Chapter three finished, Searching, Modifying, and Encoding Text.

Implementing globalization, drawing, and text manipulation functionality in a .NET Framework application

This is basically an explanation on what a Regex is, and how you can use it to match and manipulate strings with it.

Besides working with strings, it also deals with reading and writing them in different encodings.

This was quite a short chapter, with some basic knowledge for every developer.


Finished another chapter in my book, Input/Output, which deals with the following:

Implementing serialization and input/output functionality in a .NET Framework application

Nice things I learned from this is how to easily compress and decompress data.

More importantly, the reason it is so easily, is because of the important role Streams play in the Framework. Once you get your head around streams, it's easy to use various sorts of them to get things done.

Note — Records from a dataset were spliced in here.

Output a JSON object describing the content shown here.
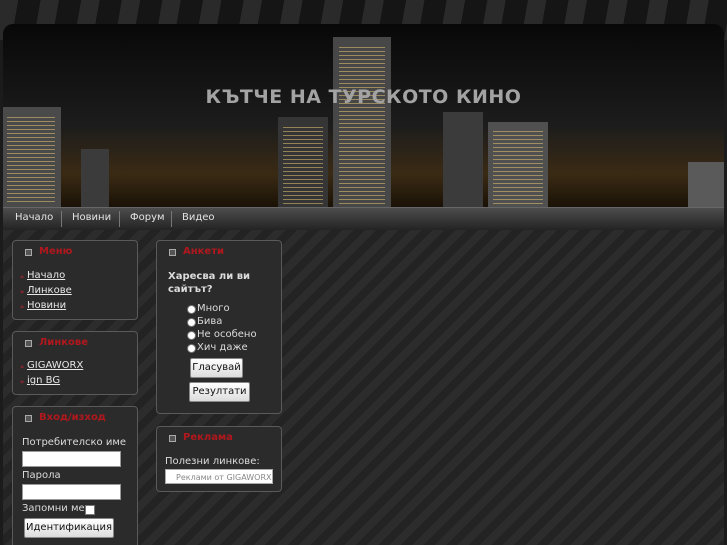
{
  "site": {
    "title": "КЪТЧЕ НА ТУРСКОТО КИНО"
  },
  "nav": [
    {
      "label": "Начало"
    },
    {
      "label": "Новини"
    },
    {
      "label": "Форум"
    },
    {
      "label": "Видео"
    }
  ],
  "menu_box": {
    "title": "Меню",
    "links": [
      {
        "label": "Начало"
      },
      {
        "label": "Линкове"
      },
      {
        "label": "Новини"
      }
    ]
  },
  "links_box": {
    "title": "Линкове",
    "links": [
      {
        "label": "GIGAWORX"
      },
      {
        "label": "ign BG"
      }
    ]
  },
  "login_box": {
    "title": "Вход/изход",
    "username_label": "Потребителско име",
    "password_label": "Парола",
    "remember_label": "Запомни ме",
    "submit_label": "Идентификация"
  },
  "poll_box": {
    "title": "Анкети",
    "question_line1": "Харесва ли ви",
    "question_line2": "сайтът?",
    "options": [
      {
        "label": "Много"
      },
      {
        "label": "Бива"
      },
      {
        "label": "Не особено"
      },
      {
        "label": "Хич даже"
      }
    ],
    "vote_label": "Гласувай",
    "results_label": "Резултати"
  },
  "ads_box": {
    "title": "Реклама",
    "text": "Полезни линкове:",
    "banner_label": "Реклами от GIGAWORX"
  },
  "colors": {
    "accent_title": "#b0181d",
    "background": "#1b1b1b"
  }
}
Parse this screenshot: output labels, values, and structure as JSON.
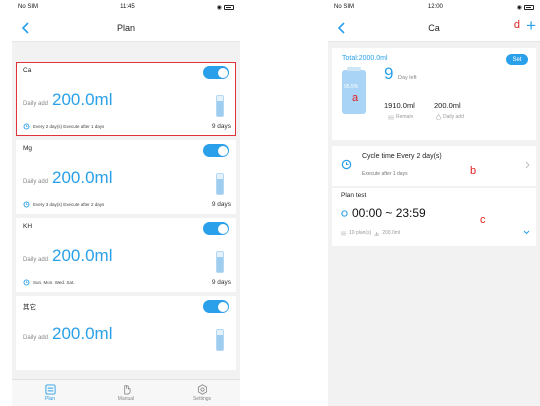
{
  "left_screen": {
    "status": {
      "carrier": "No SIM",
      "time": "11:45"
    },
    "nav": {
      "title": "Plan"
    },
    "plans": [
      {
        "name": "Ca",
        "enabled": true,
        "daily_label": "Daily add",
        "daily_value": "200.0ml",
        "cycle": "Every 2 day(s)  Execute after 1 days",
        "days": "9 days",
        "highlighted": true
      },
      {
        "name": "Mg",
        "enabled": true,
        "daily_label": "Daily add",
        "daily_value": "200.0ml",
        "cycle": "Every 3 day(s)  Execute after 2 days",
        "days": "9 days"
      },
      {
        "name": "KH",
        "enabled": true,
        "daily_label": "Daily add",
        "daily_value": "200.0ml",
        "cycle": "Sun. Mon. Wed. Sat.",
        "days": "9 days"
      },
      {
        "name": "其它",
        "enabled": true,
        "daily_label": "Daily add",
        "daily_value": "200.0ml",
        "cycle": "",
        "days": ""
      }
    ],
    "tabs": [
      {
        "label": "Plan",
        "icon": "plan-icon",
        "active": true
      },
      {
        "label": "Manual",
        "icon": "hand-icon",
        "active": false
      },
      {
        "label": "Settings",
        "icon": "gear-icon",
        "active": false
      }
    ]
  },
  "right_screen": {
    "status": {
      "carrier": "No SIM",
      "time": "12:00"
    },
    "nav": {
      "title": "Ca",
      "add_label": "+"
    },
    "summary": {
      "total": "Total:2000.0ml",
      "set_label": "Set",
      "percent": "95.5%",
      "days_left_number": "9",
      "days_left_label": "Day left",
      "remain_value": "1910.0ml",
      "remain_label": "Remain",
      "daily_value": "200.0ml",
      "daily_label": "Daily add"
    },
    "cycle": {
      "title": "Cycle time   Every 2 day(s)",
      "subtitle": "Execute after 1 days"
    },
    "plan_test": {
      "title": "Plan test",
      "time_range": "00:00 ~ 23:59",
      "plans_count": "10 plan(s)",
      "amount": "200.0ml"
    },
    "annotations": {
      "a": "a",
      "b": "b",
      "c": "c",
      "d": "d"
    }
  },
  "colors": {
    "accent": "#2aa0ea",
    "highlight": "#e0343a",
    "annotation": "#e02020"
  }
}
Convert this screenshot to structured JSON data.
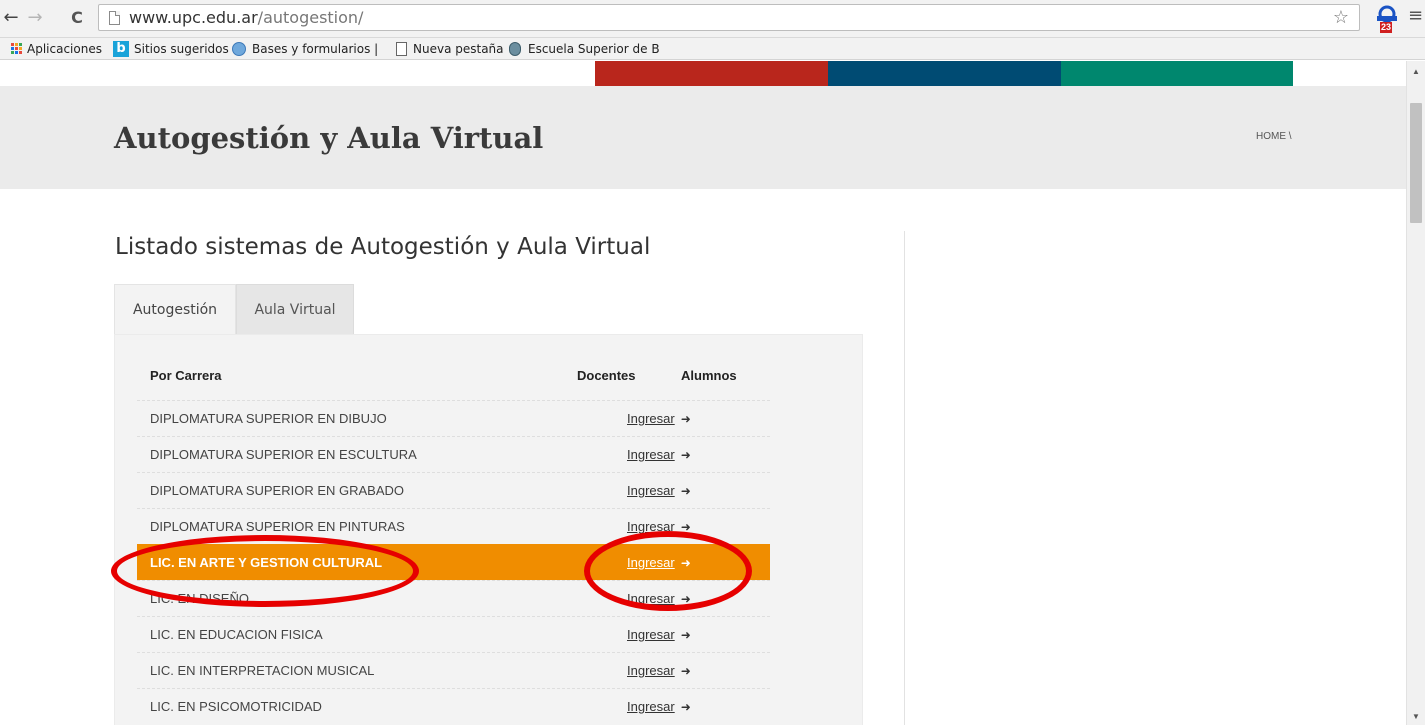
{
  "browser": {
    "url_host": "www.upc.edu.ar",
    "url_path": "/autogestion/",
    "extension_badge": "23",
    "bookmarks": [
      {
        "label": "Aplicaciones"
      },
      {
        "label": "Sitios sugeridos"
      },
      {
        "label": "Bases y formularios |"
      },
      {
        "label": "Nueva pestaña"
      },
      {
        "label": "Escuela Superior de B"
      }
    ]
  },
  "hero": {
    "title": "Autogestión y Aula Virtual",
    "breadcrumb": "HOME \\"
  },
  "main": {
    "section_title": "Listado sistemas de Autogestión y Aula Virtual",
    "tabs": [
      {
        "label": "Autogestión",
        "active": true
      },
      {
        "label": "Aula Virtual",
        "active": false
      }
    ],
    "table": {
      "headers": [
        "Por Carrera",
        "Docentes",
        "Alumnos"
      ],
      "link_label": "Ingresar",
      "rows": [
        {
          "carrera": "DIPLOMATURA SUPERIOR EN DIBUJO",
          "link": "Ingresar",
          "highlighted": false
        },
        {
          "carrera": "DIPLOMATURA SUPERIOR EN ESCULTURA",
          "link": "Ingresar",
          "highlighted": false
        },
        {
          "carrera": "DIPLOMATURA SUPERIOR EN GRABADO",
          "link": "Ingresar",
          "highlighted": false
        },
        {
          "carrera": "DIPLOMATURA SUPERIOR EN PINTURAS",
          "link": "Ingresar",
          "highlighted": false
        },
        {
          "carrera": "LIC. EN ARTE Y GESTION CULTURAL",
          "link": "Ingresar",
          "highlighted": true
        },
        {
          "carrera": "LIC. EN DISEÑO",
          "link": "Ingresar",
          "highlighted": false
        },
        {
          "carrera": "LIC. EN EDUCACION FISICA",
          "link": "Ingresar",
          "highlighted": false
        },
        {
          "carrera": "LIC. EN INTERPRETACION MUSICAL",
          "link": "Ingresar",
          "highlighted": false
        },
        {
          "carrera": "LIC. EN PSICOMOTRICIDAD",
          "link": "Ingresar",
          "highlighted": false
        }
      ]
    }
  },
  "colors": {
    "highlight": "#f08d00",
    "annotation": "#e60000",
    "bar_red": "#b9261c",
    "bar_blue": "#004b73",
    "bar_green": "#00876e"
  }
}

Another best practice I picked up, is to stop writing application specific configuration data to .xml/.ini files, but store them in the IsolatedStorage, it's the new Registry! :)

Besides the basic fundamentals of working with streams and the nice features you basically get for free once you know how to work with them, there are also some helper classes to work with the filesystem.

If you got any questions on the articles, feel free to comment.


The book I'm reading to prepare myself is Microsoft.NET Framework 2.0 Application Development Foundation

Just finished the first chapter about Framework Fundamentals. Topics dealt with in this chapter are:

Developing applications that use system types and collections

It's quite basic, but interesting, at the start, explaining the difference between value types and reference types, combined with some information on Nullable Types and the StringBuilder class.

There are also some examples about boxing and unboxing, something which you had to think about a lot more in .NET 1.0/1.1 when we didn't have generics yet.

Also a more obscure feature of the framework, the TypeForwardedToAttribute Class, used to redesign your libraries without recompiling your consumers of the library.

A nice cosmetic feature is implementing the IFormattable Interface to allow consumers of your class to specify various display methods when calling ToString().

Another thing I got a better understanding about thanks to this chapter is operator overloading, for example to properly implement the IEquatable Interface, you would probably overload the == and != operators as well.

I finally managed to document a version of IDisposable which I like and understand.

To finish up, I'll never have any problems remembering how to wire up an event anymore with the EventHandler delegates.

Time for the next chapter now :)


Taking a little break right now, got a bit of a burn out, lack of sleep might have something to do with it :)

The ASP.NET MVC project I had in mind will have to wait a little bit, with a bit of luck it gives me time to find a good graphical designer as well, they seem so rare to find. If you know a good designer, please comment!

What I'm going to do however, is study for a Microsoft Certificate.

Normally I'm not into degrees, when I graduated I saw people graduate with the same degree as me, who could barely write HTML or C#, at which point I placed no value in the degree people have. I rather judge people on what they say and do, which is also the reason I never really bothered with certificates.

But even as a developer, you can't be blind to the world, certificates matter for non-developers. I admit it's a nice addition to a resume and leverage when it comes to negotiating your salary, however I'm starting to see some value in the certificate as well.

When you properly prepare for an exam, without cheating and learning all questions by heart, it's actually a good form of self-education. Even when you don't take the exam in the end, the stuff you pick up while learning the required matter for an exam is valuable.

All these little hidden things you learn about the .NET Framework help to broaden your background knowledge, tiny things which you'd never encounter normally. It helps you make you aware of all the features .NET offers you, and if it only helps you do one thing better, it still helped.

I could disappear for some weeks now to study and not write anything, but that's not me.

Instead, I've added a section to my wiki reserved for note taking and research on the exam itself.

It's not a tutorial, but I belief it does contain some nice "wow, that's cool"-things.

Going to keep you updated whenever I finish a chapter, with a small summary of the things I think are cool.